Son mayoría los que ignoran que el cardenal no es una orden sagrada como diácono, presbítero u obispo, los tres principales grados jerárquicos en la Iglesia Católica, sino simplemente un título honorífico que el papa concede a ciertas personas. Hace algunos años llamaba yo la atención en una tribuna similar a esta del mal uso que se hace del título de cardenal. Con motivo de una operación quirúrgica a que había sido sometido el entonces arzobispo y también cardenal Rouco Varela, la diócesis invitaba a rezar, se decía textualmente, «por la salud de nuestro cardenal». Y comentaba entonces que lo apropiado era pedir por la salud del arzobispo porque lo de cardenal era solo un título honorífico. Y establecía la comparación con un alcalde que además fuese marqués o conde y, en vez de referirse a él como «señor alcalde», se dirigiesen a él los ciudadanos como «señor conde» o «señor marqués».
Es cierto que desde hace unos siglos los papas acostumbran a dar el título de cardenal, originario de la Edad Media, solo a obispos y, en el caso de que se trate de simples presbíteros o monjes, se les consagra previamente como obispos. Pero, según el Derecho Canónico el papa puede conceder este título a un laico, aunque hace muchos años que no se da el caso. Parece que Pablo VI quiso volver a la vieja tradición honrando con el título de cardenal al novelista católico francés J. Maritain, pero desistió por la oposición que encontró en los poderes fácticos de la Curia Romana. Se les acostumbra a denominar metafóricamente los «príncipes de la Iglesia», aunque hasta el siglo XIX, los papas acostumbraban también conceder con gran generosidad el título nobiliario de «príncipe» y la ciudad de Roma está llena de familias principescas. Quizá la más conocida fue la de Pío XII, «príncipe Pacelli». Con todo, no creo que haya ningún cardenal que se avergüence de que se dirijan a él como «señor cardenal», aunque sí los hay que evitan exhibirse como tales.
Tengo amistad con dos cardenales romanos, uno salesiano y otro agustino, nombrados por Benedicto XVI y que por humildad no acostumbran a usar los distintivos externos. El agustino, un maltés con gran sentido del humor, cuando el papa, que había sido alumno suyo, le comunicó el nombramiento, manifestó: «¡Y yo que siempre había creído que el papa era infalible!». Pocos días después se presentó, por obediencia, a inaugurar un Congreso vestido con la púrpura y pidió a los asistentes que nadie se escandalizase por verle con esa pinta. He convivido muchos días con él y es la única vez que le he visto así vestido, como tampoco he visto al amigo salesiano. Y es que se da la paradoja de que, en unos momentos en que el papa Francisco ha renunciado totalmente al uso de la púrpura, viejo atributo de los emperadores romanos, son los cardenales por él nombrados quienes siguen vistiéndola.

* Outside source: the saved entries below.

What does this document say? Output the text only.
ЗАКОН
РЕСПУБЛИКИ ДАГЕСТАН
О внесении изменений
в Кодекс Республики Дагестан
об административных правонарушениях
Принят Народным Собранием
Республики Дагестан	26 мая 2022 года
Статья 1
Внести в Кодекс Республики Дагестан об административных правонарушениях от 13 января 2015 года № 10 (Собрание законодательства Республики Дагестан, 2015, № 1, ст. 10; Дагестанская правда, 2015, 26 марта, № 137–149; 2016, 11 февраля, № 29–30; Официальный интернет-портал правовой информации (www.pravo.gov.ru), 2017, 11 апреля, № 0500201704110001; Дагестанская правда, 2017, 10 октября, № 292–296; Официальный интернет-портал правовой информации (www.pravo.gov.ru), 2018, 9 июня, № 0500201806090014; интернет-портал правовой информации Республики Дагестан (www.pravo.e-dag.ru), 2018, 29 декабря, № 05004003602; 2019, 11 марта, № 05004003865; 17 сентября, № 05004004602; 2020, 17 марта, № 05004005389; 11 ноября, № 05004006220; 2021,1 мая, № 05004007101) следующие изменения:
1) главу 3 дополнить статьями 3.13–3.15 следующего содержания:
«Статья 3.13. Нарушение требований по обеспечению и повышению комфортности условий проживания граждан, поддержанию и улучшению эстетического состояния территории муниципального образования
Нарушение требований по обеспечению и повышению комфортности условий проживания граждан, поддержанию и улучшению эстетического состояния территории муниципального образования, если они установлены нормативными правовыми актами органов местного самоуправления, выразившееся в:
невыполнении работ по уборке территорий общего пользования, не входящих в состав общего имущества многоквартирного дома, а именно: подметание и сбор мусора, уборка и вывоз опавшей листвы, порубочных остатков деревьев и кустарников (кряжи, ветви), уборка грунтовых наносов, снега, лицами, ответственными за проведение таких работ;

No creo que la airada reacción de la diputada del PP porque un vicepresidente del Gobierno la denominase «señora marquesa» –lo es realmente con el título de Marquesa de Casa Fuerte– se debiese a su humildad, como en el caso de mis amigos cardenales, sino, quizá, porque las palabras contenían una evidente carga de ironía. Se explica por el enorme peso que en la política y en la sociedad en general ejercen las tradiciones y las costumbres. En Inglaterra hay una Cámara de los Lores y en sus intervenciones todos se sirven con naturalidad de este título. En España nadie se extraña de que uno rece por la «salud de su cardenal», pero el dirigirse a una diputada como marquesa puede tomarse como una provocación, según de quién provenga.